I first wrote of Klagshamn's wine last year after a visit to the Swedish Taste restaurant in Gothenburg.

Sweden’s winemaking community is tiny, constrained by cooler climate and fairly restrictive laws there concerning the sale and production of alcohol. So small, in fact, that Swedes themselves seem to laugh off the notion that the country would make wine at all, instead preferring wine from historic European producers such as France, Spain, and Italy. We think this is an oversight, and at least in Klagshamn have found wine similar in style and quality to the nice cool climate whites produced along the South Coast of Massachusetts in the United States, or more famously in New York. We’d love to see this wine exported such that we could get a bottle in the United States, and so that others around the world can share in our surprised delight.

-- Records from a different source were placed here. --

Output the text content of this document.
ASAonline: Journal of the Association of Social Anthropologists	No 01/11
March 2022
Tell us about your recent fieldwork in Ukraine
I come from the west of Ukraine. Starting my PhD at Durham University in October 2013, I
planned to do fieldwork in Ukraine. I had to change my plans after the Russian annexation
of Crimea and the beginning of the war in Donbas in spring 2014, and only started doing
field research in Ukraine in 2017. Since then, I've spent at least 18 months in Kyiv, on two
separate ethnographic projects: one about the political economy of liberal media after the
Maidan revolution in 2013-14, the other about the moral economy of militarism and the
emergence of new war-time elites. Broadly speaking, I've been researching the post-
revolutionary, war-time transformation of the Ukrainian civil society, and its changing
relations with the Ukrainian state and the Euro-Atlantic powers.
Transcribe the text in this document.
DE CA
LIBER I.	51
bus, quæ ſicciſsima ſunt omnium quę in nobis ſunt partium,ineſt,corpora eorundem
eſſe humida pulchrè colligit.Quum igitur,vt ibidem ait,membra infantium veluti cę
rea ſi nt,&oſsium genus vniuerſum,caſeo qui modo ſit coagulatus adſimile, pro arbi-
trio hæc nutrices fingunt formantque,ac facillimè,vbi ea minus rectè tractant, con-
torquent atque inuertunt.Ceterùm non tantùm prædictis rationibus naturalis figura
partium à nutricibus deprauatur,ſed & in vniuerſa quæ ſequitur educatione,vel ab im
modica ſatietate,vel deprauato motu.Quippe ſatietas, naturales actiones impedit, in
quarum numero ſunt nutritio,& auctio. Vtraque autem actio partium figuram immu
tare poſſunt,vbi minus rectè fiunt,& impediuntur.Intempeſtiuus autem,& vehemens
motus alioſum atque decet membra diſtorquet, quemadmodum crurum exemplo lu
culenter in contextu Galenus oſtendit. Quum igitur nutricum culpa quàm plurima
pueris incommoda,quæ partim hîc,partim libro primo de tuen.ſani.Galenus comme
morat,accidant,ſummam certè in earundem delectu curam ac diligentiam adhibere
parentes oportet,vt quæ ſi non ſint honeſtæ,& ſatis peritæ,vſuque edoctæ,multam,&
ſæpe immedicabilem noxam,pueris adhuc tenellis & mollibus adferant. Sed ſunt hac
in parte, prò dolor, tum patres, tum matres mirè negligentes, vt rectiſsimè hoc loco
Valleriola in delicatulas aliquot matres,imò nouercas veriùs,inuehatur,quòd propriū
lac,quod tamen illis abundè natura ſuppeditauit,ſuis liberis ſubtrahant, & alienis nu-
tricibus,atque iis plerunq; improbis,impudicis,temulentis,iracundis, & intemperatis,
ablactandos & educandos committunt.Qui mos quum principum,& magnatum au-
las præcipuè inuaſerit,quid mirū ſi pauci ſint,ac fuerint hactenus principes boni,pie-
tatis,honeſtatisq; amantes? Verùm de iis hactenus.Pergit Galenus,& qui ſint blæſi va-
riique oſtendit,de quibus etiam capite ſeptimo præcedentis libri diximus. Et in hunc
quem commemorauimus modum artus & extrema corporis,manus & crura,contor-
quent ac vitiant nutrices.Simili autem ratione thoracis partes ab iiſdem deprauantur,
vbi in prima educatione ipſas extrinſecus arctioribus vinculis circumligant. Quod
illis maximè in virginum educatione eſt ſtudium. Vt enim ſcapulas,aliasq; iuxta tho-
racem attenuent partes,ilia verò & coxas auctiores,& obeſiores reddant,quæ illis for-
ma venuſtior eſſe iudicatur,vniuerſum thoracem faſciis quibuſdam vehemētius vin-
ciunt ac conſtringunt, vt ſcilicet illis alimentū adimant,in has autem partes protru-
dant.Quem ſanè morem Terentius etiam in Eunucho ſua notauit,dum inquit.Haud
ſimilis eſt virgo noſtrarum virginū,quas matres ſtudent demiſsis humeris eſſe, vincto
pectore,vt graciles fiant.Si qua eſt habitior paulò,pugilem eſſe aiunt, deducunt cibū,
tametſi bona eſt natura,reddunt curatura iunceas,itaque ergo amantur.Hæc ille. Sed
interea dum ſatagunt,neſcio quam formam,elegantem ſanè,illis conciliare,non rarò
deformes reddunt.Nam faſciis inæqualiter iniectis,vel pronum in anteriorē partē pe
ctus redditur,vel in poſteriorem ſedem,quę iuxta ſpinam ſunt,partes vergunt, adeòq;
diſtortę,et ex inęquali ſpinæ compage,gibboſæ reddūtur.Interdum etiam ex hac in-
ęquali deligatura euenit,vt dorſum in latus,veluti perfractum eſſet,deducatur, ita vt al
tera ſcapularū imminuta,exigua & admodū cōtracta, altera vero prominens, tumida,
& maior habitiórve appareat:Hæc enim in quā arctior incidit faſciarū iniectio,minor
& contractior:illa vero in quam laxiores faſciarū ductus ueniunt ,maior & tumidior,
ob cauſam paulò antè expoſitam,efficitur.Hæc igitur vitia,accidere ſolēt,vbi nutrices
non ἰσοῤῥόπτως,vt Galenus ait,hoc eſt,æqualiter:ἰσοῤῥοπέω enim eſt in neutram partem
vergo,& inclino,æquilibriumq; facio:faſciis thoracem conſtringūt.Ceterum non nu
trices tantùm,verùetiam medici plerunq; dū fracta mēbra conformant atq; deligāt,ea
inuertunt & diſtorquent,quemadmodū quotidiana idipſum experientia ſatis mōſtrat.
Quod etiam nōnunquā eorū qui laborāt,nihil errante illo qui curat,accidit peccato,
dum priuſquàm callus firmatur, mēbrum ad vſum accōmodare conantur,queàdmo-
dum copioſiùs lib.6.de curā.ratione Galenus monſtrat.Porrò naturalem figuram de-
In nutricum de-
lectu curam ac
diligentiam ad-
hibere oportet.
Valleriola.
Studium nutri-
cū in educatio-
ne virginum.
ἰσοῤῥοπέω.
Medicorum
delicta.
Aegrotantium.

Something feels different a year on. I struck up several conversations with wine servers and sommeliers in Stockholm just several months ago. Their attitude about Sweden's wine was different than what I've encountered in years past. I heard about Ästad Vingård and the sparkling wines they are producing on the west coast about a third of the way from Gothenburg to Malmö. And a mysterious wine called Pegasus that is produced in the town of Flyinge. It is allegedly the best in Sweden, but short of driving to Flyinge I've not yet been able to get my hands on a bottle. There are now about thirty-five wineries in Sweden, of which twenty-five are in Skåne to the south. Production is still small, but it seems serious now.

So we sat in the garden drinking the latest vintage of Inkognito and the latest bottle of the multi-vintage Ego4 white wines with our hosts, Lena and Murat. Their wines are on the forefront of what is happening here. I was so grateful that they shared their work with us.

2016 Vingården i Klagshamn "Inkognito"

Murat had not yet released his 1,000 bottles in late May of 2018, and with 16.5% alcohol he wondered if he'd ever release it in Sweden. It is, he explained, a very different vintage than the year before (see my tasting notes on the 2015 vintage here). It was very warm -- about 26 Celsius or nearly 80 degrees Fahrenheit -- in September when they harvested. Aged in 50% oak barrels, it is a beautiful mid-gold color in the glass. Made entirely from the Solaris grape, its nose is floral with fruit notes of lychee and kiwi, and a bit of sea air, like low tide. I was pleased to have recognized this when Murat explained that he had fertilized it with seaweed. We are near to the coast here. Compare this dry wine to a Viognier, though lighter and far less creamy, with sharper acidity. Murat mentioned having paired it with a dish of asparagus, mozzarella, and fried egg.

NV Vingården i Klagshamn "Ego4"

Klagshamn's "Ego" wines are multi-vintage, that is to say the bottle we drank on this occasion was blended in the barrel from each of the five harvests from 2012 through 2016. It is the "fourth" edition. Expect it to be less fruit forward, more complex, perhaps a unique pairing to smoked duck. This best seller of all the Klagshamn wines in restaurants seeks to be less fruity and more mature than its cousins from the same vineyard. It's beautiful darker gold in the glass, with notes in the nose of cedar, wooden embers, butter, and a touch of apple. The apple is more assertive on the palate, who with notes of gently toasted brown sugar reminds us of the sophisticated qualities of a Port wine.

I asked Murat what he might like to try making next. Frühburgunder might interest him. Fitting given that it's essentially a mutation of Pinot Noir that ripens early and is therefor suited to cooler climates. Indeed, Swedish wine has an exciting future ahead.